Mitt Romney, Republican candidate for President, doesn't like to mention the "M-word": Mormon. Photo credit: Gage Skidmore via flickr
Orson Welles once observed that politics was, in essence, an act. Republican presidential hopeful Mitt Romney’s recent commencement speech at Liberty University – the largest Christian University in the world - was certainly a kind of act: A balancing act on how to talk about his religion.
Or rather, to not talk about his religion while still talking about religion – because Romney did not use the word “Mormon” once in this speech. And he made just one glancing reference to Salt Lake City, Mormonism’s home, when he spoke of his role in rescuing the “2002 Olympics in Salt Lake City.”
Romney has a big problem getting people to vote for a Mormon, so he doesn’t mention the Mormons. But equally he knows that he has to find a way to connect with the massive mainstream Christian vote. At Liberty University, he did this by reaching out to what is shared not what is different: “People of different faiths, like yours and mine, sometimes wonder where we can meet in common purpose, when there are so many differences in creed and theology. Surely the answer is that we can meet in service, in shared moral convictions about our nation stemming from a common worldview.”
“We can meet in service” is a brilliant phrase – playing on the joint connotations of religious service and public service, say, of an elected official. By bringing these two ideas together in a single phrase he brings them together in his audience’s minds: the connection suggesting that voting him in as president has a Christian outcome – because he will do what a good orthodox Christian would do. (Note too that Romney addressed his university audience in a black academic gown, with its broad white strap drawn up high– which made him look like a very well dressed clergyman).

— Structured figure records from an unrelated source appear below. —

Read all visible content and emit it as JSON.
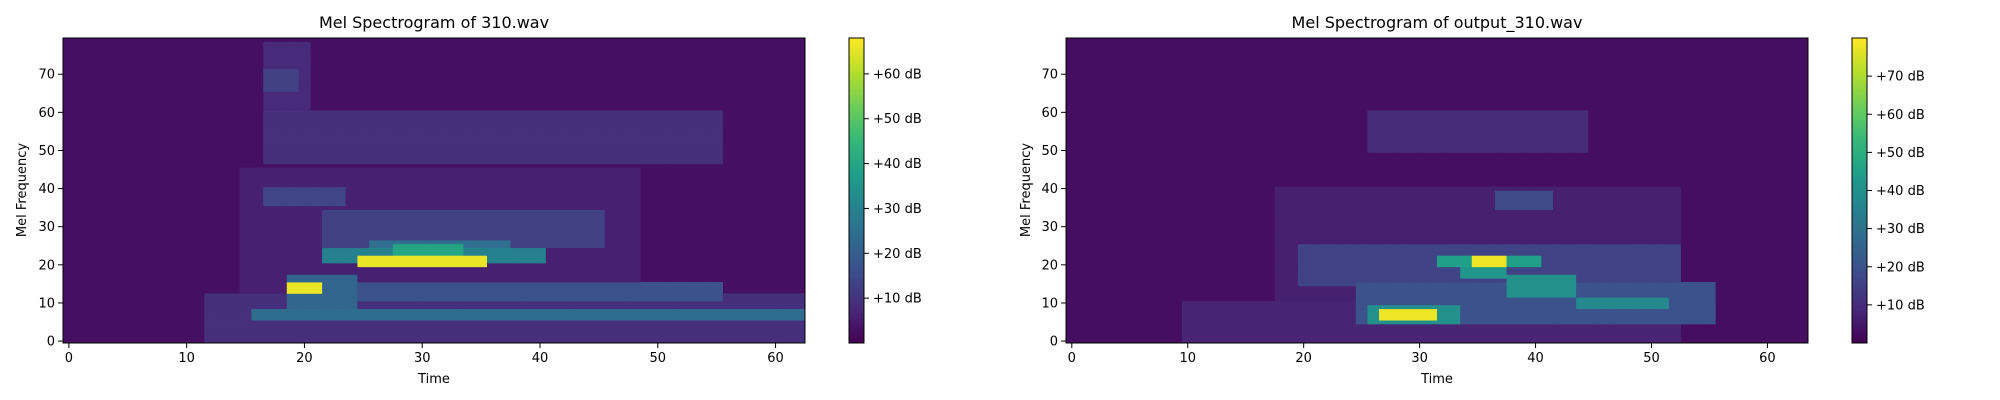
{
  "chart_data": [
    {
      "type": "heatmap",
      "title": "Mel Spectrogram of 310.wav",
      "xlabel": "Time",
      "ylabel": "Mel Frequency",
      "xlim": [
        -0.5,
        62.5
      ],
      "ylim": [
        -0.5,
        79.5
      ],
      "xticks": [
        0,
        10,
        20,
        30,
        40,
        50,
        60
      ],
      "xtick_labels": [
        "0",
        "10",
        "20",
        "30",
        "40",
        "50",
        "60"
      ],
      "yticks": [
        0,
        10,
        20,
        30,
        40,
        50,
        60,
        70
      ],
      "ytick_labels": [
        "0",
        "10",
        "20",
        "30",
        "40",
        "50",
        "60",
        "70"
      ],
      "colormap": "viridis",
      "colorbar": {
        "min": 0,
        "max": 68,
        "ticks": [
          10,
          20,
          30,
          40,
          50,
          60
        ],
        "tick_labels": [
          "+10 dB",
          "+20 dB",
          "+30 dB",
          "+40 dB",
          "+50 dB",
          "+60 dB"
        ]
      },
      "background_db": 3,
      "regions": [
        {
          "t": [
            12,
            62
          ],
          "m": [
            0,
            12
          ],
          "db": 9
        },
        {
          "t": [
            15,
            48
          ],
          "m": [
            0,
            45
          ],
          "db": 6
        },
        {
          "t": [
            17,
            20
          ],
          "m": [
            60,
            78
          ],
          "db": 8
        },
        {
          "t": [
            17,
            19
          ],
          "m": [
            66,
            71
          ],
          "db": 13
        },
        {
          "t": [
            17,
            55
          ],
          "m": [
            47,
            60
          ],
          "db": 9
        },
        {
          "t": [
            17,
            23
          ],
          "m": [
            36,
            40
          ],
          "db": 14
        },
        {
          "t": [
            22,
            45
          ],
          "m": [
            25,
            34
          ],
          "db": 13
        },
        {
          "t": [
            19,
            24
          ],
          "m": [
            9,
            17
          ],
          "db": 22
        },
        {
          "t": [
            22,
            40
          ],
          "m": [
            21,
            24
          ],
          "db": 30
        },
        {
          "t": [
            26,
            37
          ],
          "m": [
            23,
            26
          ],
          "db": 25
        },
        {
          "t": [
            16,
            62
          ],
          "m": [
            6,
            8
          ],
          "db": 24
        },
        {
          "t": [
            22,
            55
          ],
          "m": [
            11,
            15
          ],
          "db": 17
        },
        {
          "t": [
            25,
            35
          ],
          "m": [
            20,
            22
          ],
          "db": 66
        },
        {
          "t": [
            19,
            21
          ],
          "m": [
            13,
            15
          ],
          "db": 66
        },
        {
          "t": [
            28,
            33
          ],
          "m": [
            23,
            25
          ],
          "db": 40
        }
      ]
    },
    {
      "type": "heatmap",
      "title": "Mel Spectrogram of output_310.wav",
      "xlabel": "Time",
      "ylabel": "Mel Frequency",
      "xlim": [
        -0.5,
        63.5
      ],
      "ylim": [
        -0.5,
        79.5
      ],
      "xticks": [
        0,
        10,
        20,
        30,
        40,
        50,
        60
      ],
      "xtick_labels": [
        "0",
        "10",
        "20",
        "30",
        "40",
        "50",
        "60"
      ],
      "yticks": [
        0,
        10,
        20,
        30,
        40,
        50,
        60,
        70
      ],
      "ytick_labels": [
        "0",
        "10",
        "20",
        "30",
        "40",
        "50",
        "60",
        "70"
      ],
      "colormap": "viridis",
      "colorbar": {
        "min": 0,
        "max": 80,
        "ticks": [
          10,
          20,
          30,
          40,
          50,
          60,
          70
        ],
        "tick_labels": [
          "+10 dB",
          "+20 dB",
          "+30 dB",
          "+40 dB",
          "+50 dB",
          "+60 dB",
          "+70 dB"
        ]
      },
      "background_db": 3,
      "regions": [
        {
          "t": [
            10,
            52
          ],
          "m": [
            0,
            10
          ],
          "db": 8
        },
        {
          "t": [
            18,
            52
          ],
          "m": [
            0,
            40
          ],
          "db": 7
        },
        {
          "t": [
            26,
            44
          ],
          "m": [
            50,
            60
          ],
          "db": 10
        },
        {
          "t": [
            20,
            52
          ],
          "m": [
            15,
            25
          ],
          "db": 16
        },
        {
          "t": [
            25,
            55
          ],
          "m": [
            5,
            15
          ],
          "db": 20
        },
        {
          "t": [
            32,
            40
          ],
          "m": [
            20,
            22
          ],
          "db": 45
        },
        {
          "t": [
            35,
            37
          ],
          "m": [
            20,
            22
          ],
          "db": 78
        },
        {
          "t": [
            34,
            37
          ],
          "m": [
            17,
            19
          ],
          "db": 42
        },
        {
          "t": [
            27,
            31
          ],
          "m": [
            6,
            8
          ],
          "db": 78
        },
        {
          "t": [
            26,
            33
          ],
          "m": [
            5,
            9
          ],
          "db": 40
        },
        {
          "t": [
            38,
            43
          ],
          "m": [
            12,
            17
          ],
          "db": 40
        },
        {
          "t": [
            44,
            51
          ],
          "m": [
            9,
            11
          ],
          "db": 38
        },
        {
          "t": [
            37,
            41
          ],
          "m": [
            35,
            39
          ],
          "db": 18
        }
      ]
    }
  ]
}
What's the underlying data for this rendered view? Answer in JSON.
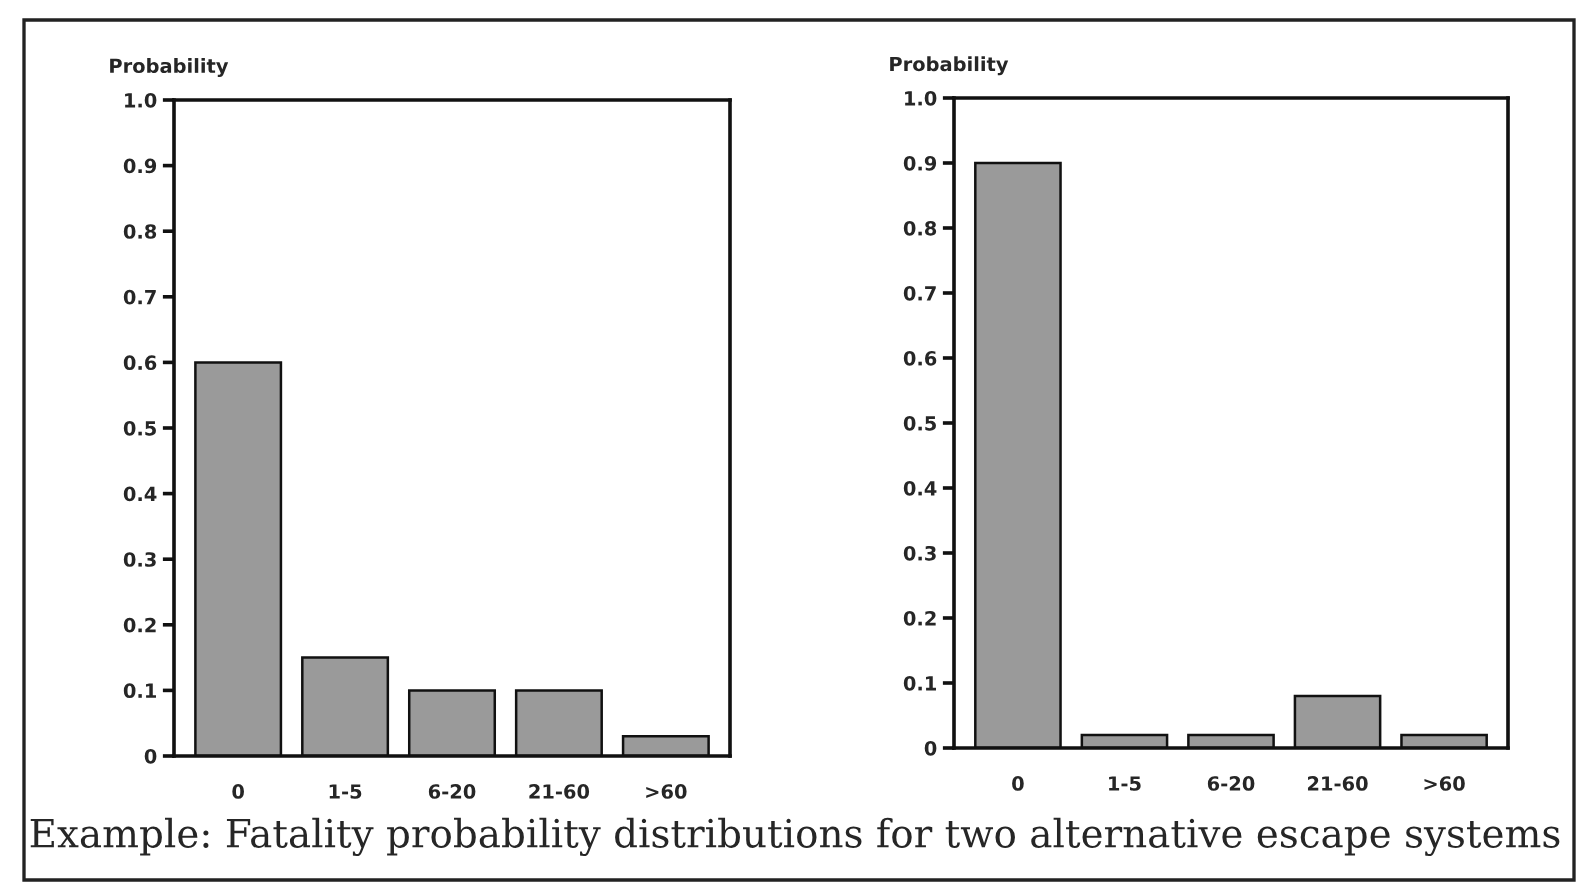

So this important speech was all about proving his “orthodoxy”. Route One to orthodoxy is the family. So for instance Romney quoted C. S. Lewis ( a favorite Christian professor) as saying: “The home is the ultimate career. All other careers exist for one purpose, and that is to support the ultimate career.”
Of course, most critically of all, orthodoxy rests in marriage. Romney alluded to this when he remarked that fundamental principles of faith may become topics of democratic debate: “So it is today with the enduring institution of marriage. Marriage is a relationship between one man and one woman.” This was in sharp contrast to President Barack Obama endorsing same-sex marriage during an interview with ABC News this week, albeit while recognising that some people would have a big problem with this.
In these speeches it seemed that both candidates are heading out on the Christian campaign trail – and finding it a narrow and tricky one. Both are only too aware that religion and the religious vote is going to have a profound effect on the outcome of the presidential election. Romney observed: “Religious liberty is the first freedom in our Constitution.”
In fact, he could have said it is the first thing on the electorate’s subconscious. Bill Clinton’s 1992 campaign theme was “It’s the economy, stupid.” For Romney, 20 years on, “It’s the religion, stupid.” – whether that refers to his own Mormon faith, or the overwhelming influence of heartland Christians in determining the vote.